Die Neunt- und Zehntklässler der Benimm-AG unter der Leitung von Veronika Nierychlo hatten die Schülerinnen und Schüler im Voraus auf das Ereignis vorbereitet. Einen Tag lang sollten sich alle ganz besonders gut benehmen. Deutlich sichtbar hingen die Regeln überall im Gebäude und in jeder Klasse verteilt. Sieben Aufforderungen sollten daran erinnern, auf Respekt, Höflichkeit und Sauberkeit zu achten. Damit die Regeln eingehalten wurden, beobachteten und dokumentierten die 17 Schülerinnen und Schüler der Benimm-AG an dem Tag das Verhalten ihrer Mitschüler. Sie waren an den T-Shirts mit dem Schul-Logo klar erkennbar und hatten ihre Augen und Ohren überall. Das Kollegium unterstützte sie und meldete ihnen, wenn Schülerinnen und Schüler gegen Regeln verstießen. "Auf gutes Benehmen achten wir natürlich auch an den restlichen 364 Tagen im Jahr", betonte AG-Leiterin Nierychlo. "Aber an dem Benimmtag war wichtig, dass die Schülerinnen und Schüler bewusst auf ihren Umgang miteinander schauten."
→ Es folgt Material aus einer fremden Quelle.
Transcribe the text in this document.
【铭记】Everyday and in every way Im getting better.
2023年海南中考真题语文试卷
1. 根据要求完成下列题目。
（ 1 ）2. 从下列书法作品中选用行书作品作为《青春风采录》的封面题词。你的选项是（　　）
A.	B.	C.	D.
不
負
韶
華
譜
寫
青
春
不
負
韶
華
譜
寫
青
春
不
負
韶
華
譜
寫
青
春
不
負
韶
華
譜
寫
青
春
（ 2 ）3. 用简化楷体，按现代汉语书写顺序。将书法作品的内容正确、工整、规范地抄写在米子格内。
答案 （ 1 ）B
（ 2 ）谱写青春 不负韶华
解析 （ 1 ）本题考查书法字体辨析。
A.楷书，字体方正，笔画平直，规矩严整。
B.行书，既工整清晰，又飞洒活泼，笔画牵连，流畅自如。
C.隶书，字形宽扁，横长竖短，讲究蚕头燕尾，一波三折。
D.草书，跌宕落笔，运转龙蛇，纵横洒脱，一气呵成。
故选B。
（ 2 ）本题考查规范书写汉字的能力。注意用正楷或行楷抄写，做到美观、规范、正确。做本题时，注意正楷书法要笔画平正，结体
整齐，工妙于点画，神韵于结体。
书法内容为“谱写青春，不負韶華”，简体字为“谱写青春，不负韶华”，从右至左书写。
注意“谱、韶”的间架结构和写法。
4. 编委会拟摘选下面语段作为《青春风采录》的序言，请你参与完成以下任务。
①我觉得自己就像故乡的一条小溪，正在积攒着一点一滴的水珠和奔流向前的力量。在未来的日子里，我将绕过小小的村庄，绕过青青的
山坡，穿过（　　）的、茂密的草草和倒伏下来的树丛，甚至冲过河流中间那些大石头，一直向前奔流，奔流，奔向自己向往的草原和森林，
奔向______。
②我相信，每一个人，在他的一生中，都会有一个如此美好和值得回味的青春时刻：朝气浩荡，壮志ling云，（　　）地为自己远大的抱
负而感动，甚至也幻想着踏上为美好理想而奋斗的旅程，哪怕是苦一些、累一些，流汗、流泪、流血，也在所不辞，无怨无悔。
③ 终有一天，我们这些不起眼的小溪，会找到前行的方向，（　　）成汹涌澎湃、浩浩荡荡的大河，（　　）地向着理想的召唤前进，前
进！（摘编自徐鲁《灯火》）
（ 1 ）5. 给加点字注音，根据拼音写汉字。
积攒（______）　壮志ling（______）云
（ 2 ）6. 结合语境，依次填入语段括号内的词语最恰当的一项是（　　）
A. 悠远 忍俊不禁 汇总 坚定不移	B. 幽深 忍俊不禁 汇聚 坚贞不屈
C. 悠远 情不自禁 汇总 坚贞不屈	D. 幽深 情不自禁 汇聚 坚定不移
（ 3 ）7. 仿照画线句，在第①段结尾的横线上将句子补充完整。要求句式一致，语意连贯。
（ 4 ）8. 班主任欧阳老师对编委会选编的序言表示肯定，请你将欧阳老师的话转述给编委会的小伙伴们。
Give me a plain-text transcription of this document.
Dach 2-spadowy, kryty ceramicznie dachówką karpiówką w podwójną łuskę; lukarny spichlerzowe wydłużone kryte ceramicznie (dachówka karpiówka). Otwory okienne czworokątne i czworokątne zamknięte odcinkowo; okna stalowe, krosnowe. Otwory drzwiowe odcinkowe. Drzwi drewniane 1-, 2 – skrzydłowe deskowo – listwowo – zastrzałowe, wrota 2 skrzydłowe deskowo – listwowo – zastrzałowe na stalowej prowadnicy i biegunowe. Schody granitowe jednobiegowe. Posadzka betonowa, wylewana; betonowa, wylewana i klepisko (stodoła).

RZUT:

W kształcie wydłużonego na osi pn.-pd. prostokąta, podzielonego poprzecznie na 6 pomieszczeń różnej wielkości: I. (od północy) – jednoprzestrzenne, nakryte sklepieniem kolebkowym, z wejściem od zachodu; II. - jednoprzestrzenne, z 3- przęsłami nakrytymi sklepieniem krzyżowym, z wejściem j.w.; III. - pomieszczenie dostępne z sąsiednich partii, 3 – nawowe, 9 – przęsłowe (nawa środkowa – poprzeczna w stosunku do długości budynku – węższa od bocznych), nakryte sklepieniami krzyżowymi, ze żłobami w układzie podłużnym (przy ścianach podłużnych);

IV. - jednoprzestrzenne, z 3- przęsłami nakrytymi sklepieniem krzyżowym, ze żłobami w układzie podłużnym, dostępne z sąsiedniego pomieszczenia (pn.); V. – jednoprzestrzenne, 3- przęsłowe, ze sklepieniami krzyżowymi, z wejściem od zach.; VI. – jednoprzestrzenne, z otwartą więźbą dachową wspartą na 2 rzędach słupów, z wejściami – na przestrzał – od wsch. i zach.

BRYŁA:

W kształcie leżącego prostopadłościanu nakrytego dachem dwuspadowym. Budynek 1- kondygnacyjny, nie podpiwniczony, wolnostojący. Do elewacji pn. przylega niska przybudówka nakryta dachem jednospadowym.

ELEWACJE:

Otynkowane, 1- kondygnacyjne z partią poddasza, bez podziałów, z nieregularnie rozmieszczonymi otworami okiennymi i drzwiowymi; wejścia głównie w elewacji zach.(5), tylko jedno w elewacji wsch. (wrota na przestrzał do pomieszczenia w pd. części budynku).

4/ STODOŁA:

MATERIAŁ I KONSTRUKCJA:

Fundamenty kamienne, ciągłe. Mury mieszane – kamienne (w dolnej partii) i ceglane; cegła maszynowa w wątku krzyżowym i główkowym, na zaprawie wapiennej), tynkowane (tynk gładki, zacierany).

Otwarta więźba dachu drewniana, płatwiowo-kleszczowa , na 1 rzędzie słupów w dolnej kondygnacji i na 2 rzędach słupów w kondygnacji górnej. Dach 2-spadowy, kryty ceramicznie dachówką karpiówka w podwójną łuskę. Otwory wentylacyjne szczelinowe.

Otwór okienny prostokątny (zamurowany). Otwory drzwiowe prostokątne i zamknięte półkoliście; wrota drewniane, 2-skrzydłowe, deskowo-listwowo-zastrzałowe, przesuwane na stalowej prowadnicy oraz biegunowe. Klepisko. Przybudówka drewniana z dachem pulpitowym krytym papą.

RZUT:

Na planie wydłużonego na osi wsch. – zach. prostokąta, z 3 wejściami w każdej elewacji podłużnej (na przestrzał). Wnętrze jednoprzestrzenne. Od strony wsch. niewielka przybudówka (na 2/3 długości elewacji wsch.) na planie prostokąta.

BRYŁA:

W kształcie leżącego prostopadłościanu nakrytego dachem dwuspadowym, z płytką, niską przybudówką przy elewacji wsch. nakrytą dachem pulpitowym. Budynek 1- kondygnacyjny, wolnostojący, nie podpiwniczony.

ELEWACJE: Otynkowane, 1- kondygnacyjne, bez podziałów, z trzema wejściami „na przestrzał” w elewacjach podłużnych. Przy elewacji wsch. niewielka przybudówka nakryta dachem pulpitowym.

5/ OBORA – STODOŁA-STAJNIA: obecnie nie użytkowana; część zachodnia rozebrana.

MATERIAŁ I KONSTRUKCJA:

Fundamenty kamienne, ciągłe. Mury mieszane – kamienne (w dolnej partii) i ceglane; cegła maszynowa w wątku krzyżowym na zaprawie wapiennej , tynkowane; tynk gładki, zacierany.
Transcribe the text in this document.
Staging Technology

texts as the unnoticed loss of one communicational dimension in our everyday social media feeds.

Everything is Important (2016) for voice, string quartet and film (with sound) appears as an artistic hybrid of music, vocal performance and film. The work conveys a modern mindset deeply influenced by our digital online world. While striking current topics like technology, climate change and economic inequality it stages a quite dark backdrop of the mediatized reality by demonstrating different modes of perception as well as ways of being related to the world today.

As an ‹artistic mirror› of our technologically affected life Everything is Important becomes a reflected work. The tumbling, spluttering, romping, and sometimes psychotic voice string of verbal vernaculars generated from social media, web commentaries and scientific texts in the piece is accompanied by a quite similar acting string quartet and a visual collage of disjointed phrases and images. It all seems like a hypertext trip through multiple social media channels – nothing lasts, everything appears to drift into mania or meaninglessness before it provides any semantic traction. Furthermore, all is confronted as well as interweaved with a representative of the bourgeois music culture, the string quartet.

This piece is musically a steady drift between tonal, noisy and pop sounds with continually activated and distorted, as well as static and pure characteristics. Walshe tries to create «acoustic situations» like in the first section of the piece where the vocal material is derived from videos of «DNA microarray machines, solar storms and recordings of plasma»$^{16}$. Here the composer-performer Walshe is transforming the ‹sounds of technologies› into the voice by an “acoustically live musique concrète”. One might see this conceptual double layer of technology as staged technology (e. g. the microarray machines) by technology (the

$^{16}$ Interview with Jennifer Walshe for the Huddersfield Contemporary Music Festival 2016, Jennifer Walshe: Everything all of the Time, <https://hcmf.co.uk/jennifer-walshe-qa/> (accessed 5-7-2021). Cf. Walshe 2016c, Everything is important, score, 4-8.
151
"Sind wir noch im Rennen?"; war daher die meistgestellte Frage der Kinder und Jugendlichen, wenn die Lehrer mit den neuesten Informationen aus dem Lehrerzimmer kamen. Niemand aus der Klasse durfte negativ auffallen, um an die begehrten Belohnungen in Form von Hausaufgaben-Gutscheinen zu gelangen. Daher war die Maxime "Einer für alle - alle für einen!" Blicke und kleine Gesten untereinander reichten häufig aus, um jeden noch einmal an das Motto zu erinnern. Das gute Benehmen wurde thematisch in das Unterrichtsgeschehen eingebunden. Im Englischunterricht zeigten die sechsten Klassen in Rollenspielen höfliches Verhalten in einer anderen Sprache.

"Wenn man die Regeln überall liest und jeder aufpasst, dann merkt man erst einmal, wie oft man sich vielleicht nicht ganz korrekt verhält", gibt die elfjährige Maja ehrlich zu. Ihre Freundin pflichtet ihr bei: " Wenn man einen Tag lang so extrem aufgepasst hat, dann achtet man automatisch die nächste Zeit auch noch mehr auf sein Verhalten." Höfliches Sprechen, nicht zu drängeln oder die Schule sauber zu halten - all diese Dinge gehen manchmal im Alltagstrott ein wenig unter. Umso auffälliger ist es dann, wenn sich eine ganze Schule, um zuvorkommendes und höfliches Benehmen bemüht.

Elena aus der Benimm-AG hat daher vor allem die positiven Reaktionen der Mitschüler in Erinnerung. "Die meisten Schüler fragten, wann wir den Tag wiederholen würden." Die Schulleiterin Ulrike Liebenau konnte am nächsten Morgen einigen Klassen gratulieren und versprach den restlichen Klassen, dass es eine neue Chance im nächsten Halbjahr geben würde. Den Schülern wurde durch die Einbettung in den Schulalltag deutlich, dass Benehmen nicht Glückssache, sondern eine Frage der Einstellung und des Einübens ist.